Excitement and drama
We were up early and off to the ferry terminal, great! No not great we had a flat tyre!
Stopped at the side of the road to change it and I went to tell the check in man. He sent two great guys from the ferry terminal who soon had us up and running and on board. That was the drama.
The excitement was the ferry itself, I’m always excited when I see the ferry and have the prospect boarding. Extra.
We had breakfast on board and then went out on deck, not too cold or windy, to look out for the Old Man of Hoy. Not that easy at first as it blended in with cliffs of Hoy behind it but gradually we could see it standing clear. Extra collage
On deck again to see us coming into the lovely little town and port of Stromness docking at 10.15. Extra collage.
By 11.30 we were sitting on the harbour having a coffee having had the tyre replaced!
I’d forgotten how nice Stromness is.
We strolled along the Main Street and went in to the Pier Arts Centre. We’ve been here before but it has an extra floor now devoted to the St Ives group of artists including Barbara Hepworth and her second husband Ben Nicholson, the art work has been donated by a friend of hers. What a treat for Stromness! Some lovely textiles on show and for sale at a price, I had just bought a tyre!

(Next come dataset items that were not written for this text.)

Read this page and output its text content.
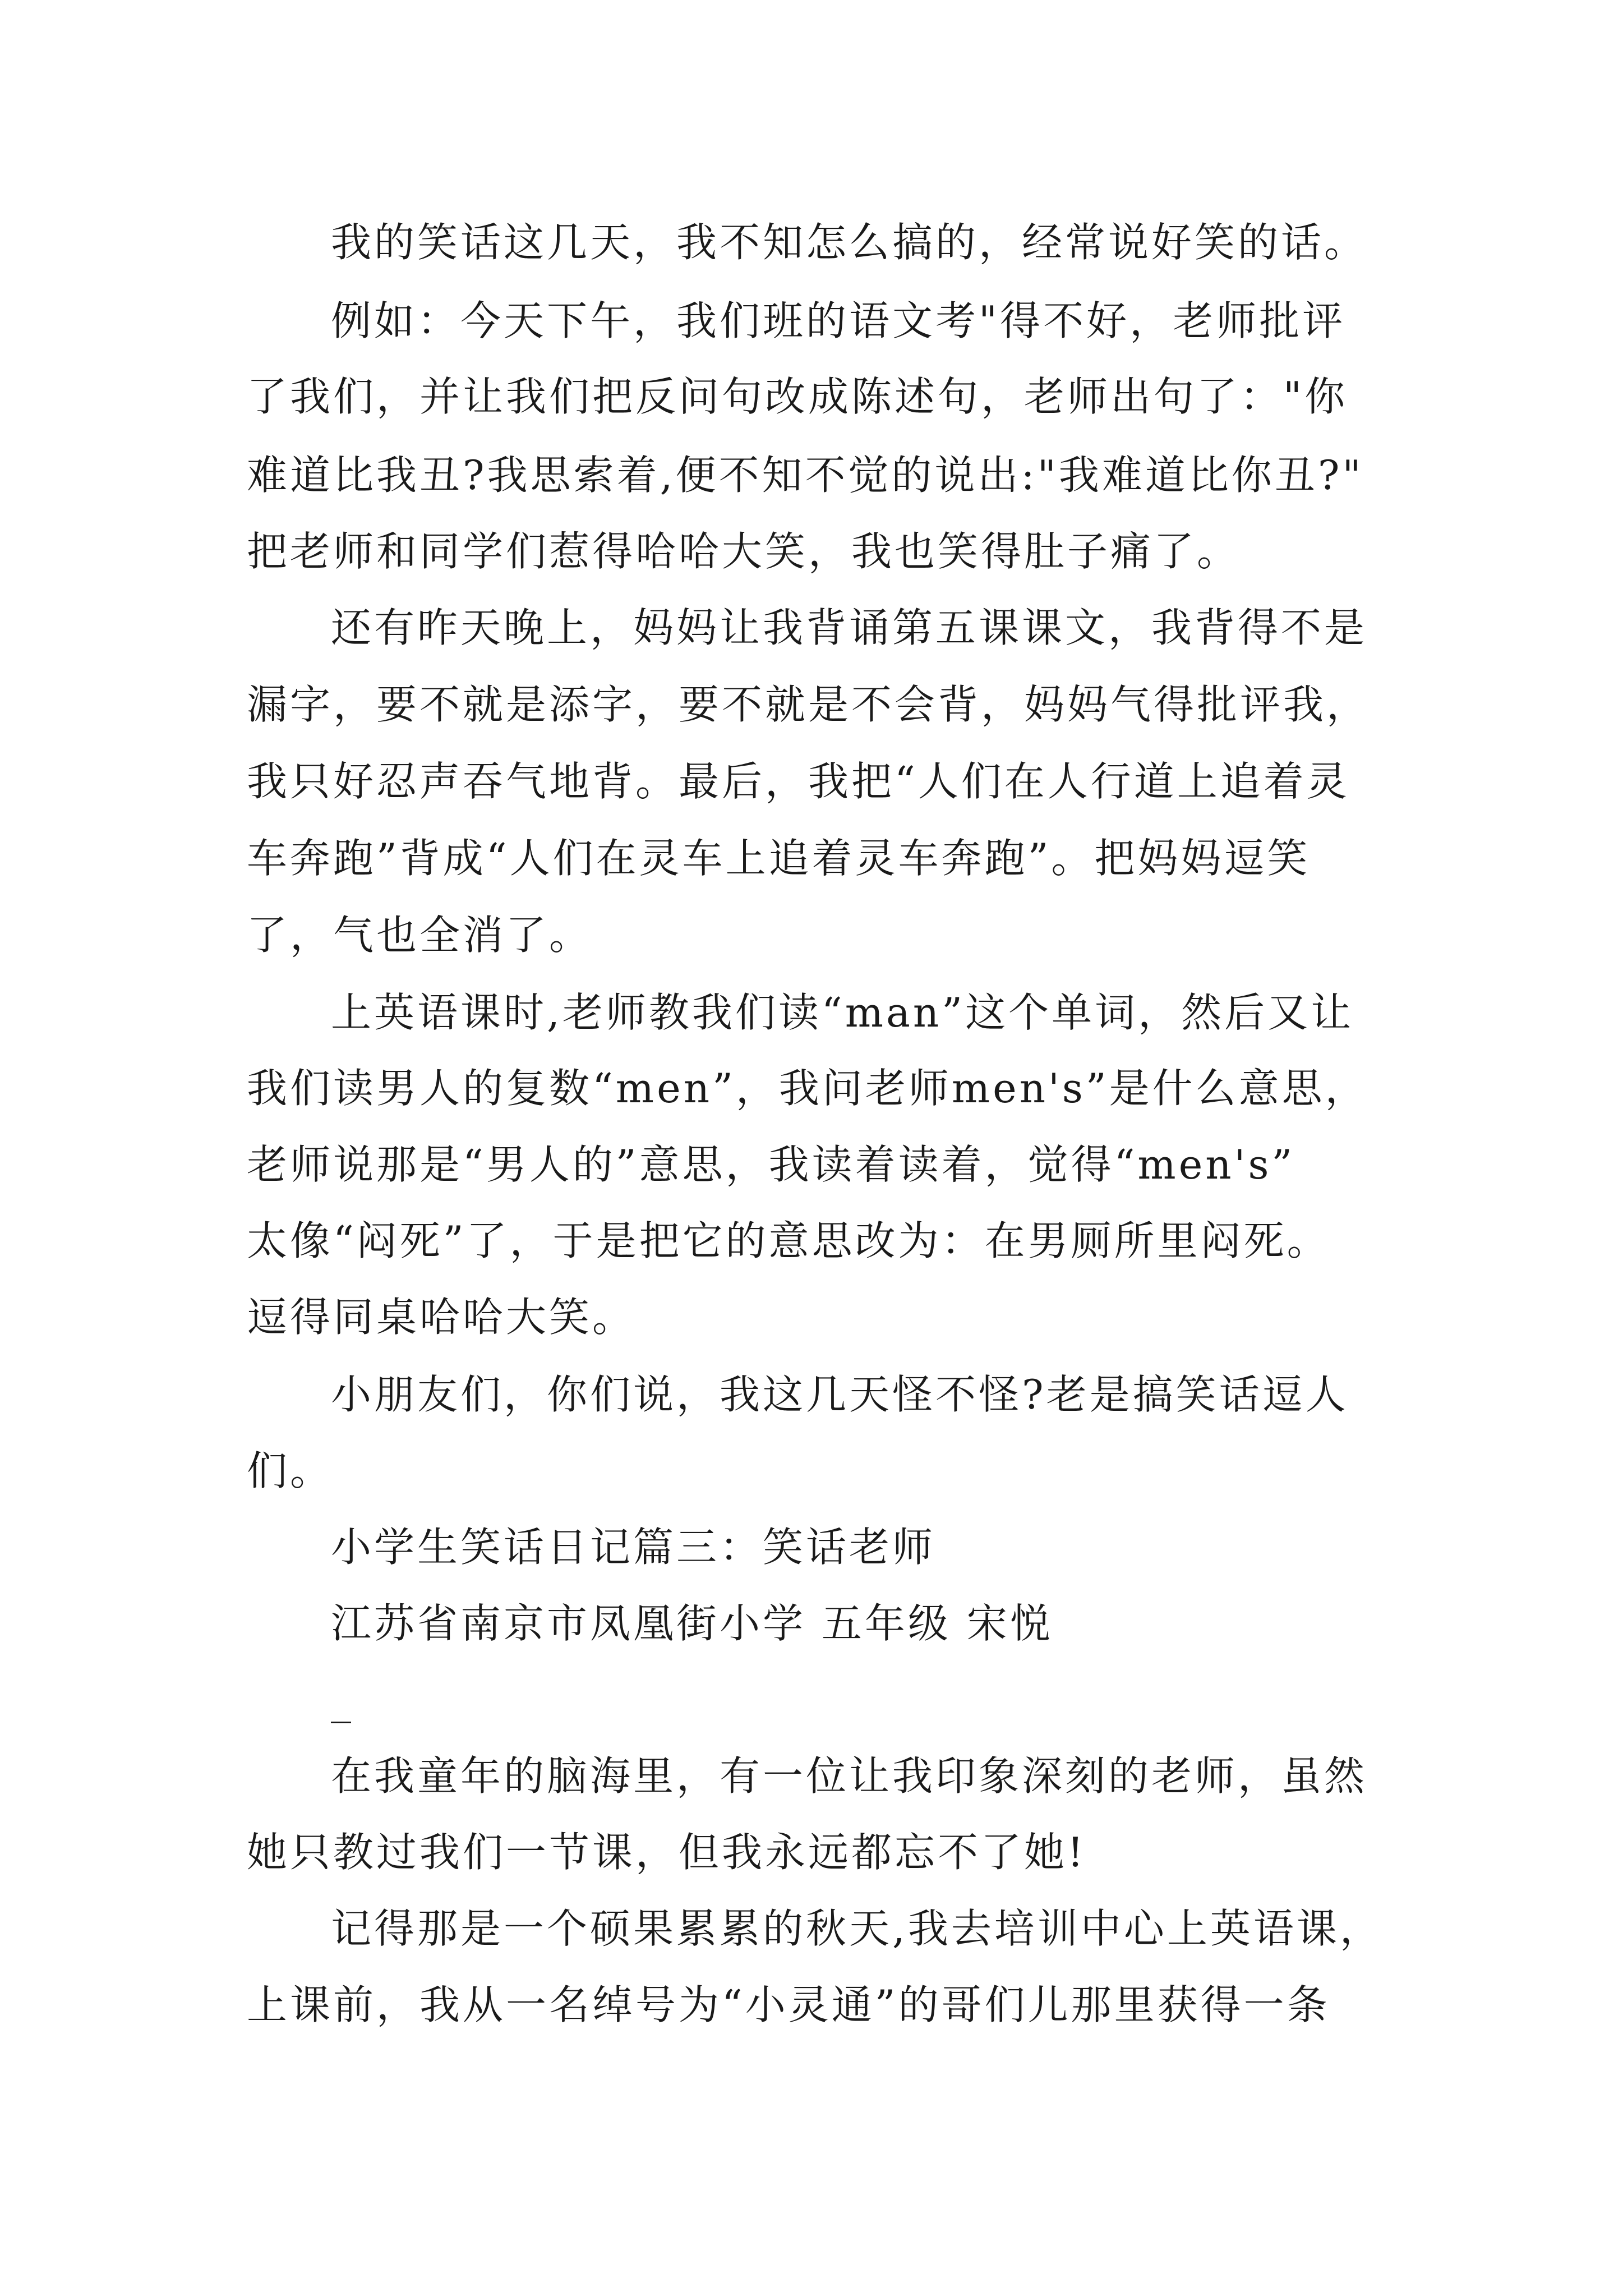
我的笑话这几天，我不知怎么搞的，经常说好笑的话。
例如：今天下午，我们班的语文考"得不好，老师批评
了我们，并让我们把反问句改成陈述句，老师出句了："你
难道比我丑?我思索着,便不知不觉的说出:"我难道比你丑?"
把老师和同学们惹得哈哈大笑，我也笑得肚子痛了。
还有昨天晚上，妈妈让我背诵第五课课文，我背得不是
漏字，要不就是添字，要不就是不会背，妈妈气得批评我，
我只好忍声吞气地背。最后，我把“人们在人行道上追着灵
车奔跑”背成“人们在灵车上追着灵车奔跑”。把妈妈逗笑
了，气也全消了。
上英语课时,老师教我们读“man”这个单词，然后又让
我们读男人的复数“men”，我问老师men's”是什么意思，
老师说那是“男人的”意思，我读着读着，觉得“men's”
太像“闷死”了，于是把它的意思改为：在男厕所里闷死。
逗得同桌哈哈大笑。
小朋友们，你们说，我这几天怪不怪?老是搞笑话逗人
们。
小学生笑话日记篇三：笑话老师
江苏省南京市凤凰街小学 五年级 宋悦
_
在我童年的脑海里，有一位让我印象深刻的老师，虽然
她只教过我们一节课，但我永远都忘不了她!
记得那是一个硕果累累的秋天,我去培训中心上英语课，
上课前，我从一名绰号为“小灵通”的哥们儿那里获得一条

We had tickets booked to visit Maeshowe part of the World Heritage site known as The Heart of Neolithic Orkney. As you can see it’s a bit of a struggle to get in and out.
We visited Scara Brae, Ring of Brogdar and the Stones of Stenness on our last visit some years ago but missed going into this 5000 year old cairn. Often described as a tomb no one is really sure that it was. Some bones were found but not whole bodies and the Victorians squirrelled those away and lost them.
The tunnel you have to use to enter is aligned with another stone, the Barnhouse Stone nearby, and the sun rising over the hills of Hoy on the winter solstice lights up the tunnel and the wall at the back of the cairn. Obviously linked to all the other fascinating creations from that era here. The guide was really good and explained that that wasn’t all the story. The cairn was inhabited during the 12th century by Norsemen (Vikings), some from Christian crusades who left behind a carved cross and lots of runic graffiti including a carved dragon.
It has been a dry day with high cloud with the sun just braking through as we sat outside the Ferry Inn on the harbour for a drink. We are staying here tonight. A lovely evening now, I’d forgotten how delightful and fascinating Orkney is. More tomorrow.